Wpisy do logu Świecący las nocą 37x 1x 2x 2x Galeria
2014-05-31 22:00 Qsecofr (346) - Znaleziona
Do skrytki podszedłem jak to kiedyś był tekst w jakiejś głupiej reklamie: "Z pewną taką nieśmiałością". Najpierw kontakt a Autorem i pytanie o dystans do spaceru nocą po lesie. Planowaliśmy razem z Perlle wziąć dzieciaki i musieliśmy z góry to wiedzieć. Około 1.8km i to by mniej więcej się zgadzało. Sprawdziłem o której dziś zachodzi słońce i przyjechaliśmy na miejsce kilkanaście minut po zachodzie. Ekipa Perlle, Muszu i jej koleżanka Asia. Trochę wątpliwości na początku czy te odblaski będą widoczne, ale spoko. To naprawdę działa. Jedną z latarek mieliśmy tak mocną, że widzieliśmy nie tylko najbliższy odblask, ale i kolejny a czasami nawet 3. Faktem jest, że trzeba mieć na uwadze to, że trzeba od czasu do czasu na boki się przemieszczać, żeby zobaczyć kolejne światełko. Po prostu czasem jakieś drzewo zasłania linię latarka-odblask. Po dotarciu na miejsce delikatna konsternacja. Co prawda wiedzieliśmy na jakiej wysokości jest kesz, ale sami z Perlle raczej byśmy nie dali rady podjąć mimo posiadania linki o wiele dłuższej niż 2m. I tu z pomocą młodsi geokeszerzy. Atrybut "praca zespołowa" jak najbardziej na miejscu. Muszu "na barana" (czyli mnie )to wciąż było troche za nisko, a stanąć mi na barkach nie mogła - wciąż lekka kontuzja kostki. No więc Asia w miękkich trampeczkach (to dobrze dla moich barków) i keszyk jest nasz. Duże pudełeczko i fajne certyfikaty aż do miejsca 10. Starczyło dla naszej czwórki. Dzieciakom bardzo się podobało.
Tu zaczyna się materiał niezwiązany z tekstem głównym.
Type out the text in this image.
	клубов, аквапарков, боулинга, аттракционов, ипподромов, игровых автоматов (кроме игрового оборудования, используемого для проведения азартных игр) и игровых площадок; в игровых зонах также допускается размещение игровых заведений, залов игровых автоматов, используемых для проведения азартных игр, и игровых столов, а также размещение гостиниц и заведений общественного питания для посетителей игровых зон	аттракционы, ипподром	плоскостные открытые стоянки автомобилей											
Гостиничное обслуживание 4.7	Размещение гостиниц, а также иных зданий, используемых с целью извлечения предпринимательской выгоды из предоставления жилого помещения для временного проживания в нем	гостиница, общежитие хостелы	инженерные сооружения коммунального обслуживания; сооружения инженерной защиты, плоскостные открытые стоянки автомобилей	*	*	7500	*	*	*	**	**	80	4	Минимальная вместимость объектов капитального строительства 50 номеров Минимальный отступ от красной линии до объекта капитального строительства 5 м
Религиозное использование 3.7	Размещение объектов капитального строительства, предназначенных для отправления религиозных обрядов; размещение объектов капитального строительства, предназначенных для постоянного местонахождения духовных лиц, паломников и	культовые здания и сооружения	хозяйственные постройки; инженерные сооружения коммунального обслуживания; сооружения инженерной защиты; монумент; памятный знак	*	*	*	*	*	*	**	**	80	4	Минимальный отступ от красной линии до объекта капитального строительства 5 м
Spacer "do" zabrał nam około 30 minut, kilkanaście minut na miejscu i powrót nie po śladach, ale dojście do najbliżesz gruntówki, później asfaltu i szybko do samochodu zostawionego na Langiewicza. Reasumując: skrzyneczka przygotowana fajnie, pomysł też. FAV ode mnie.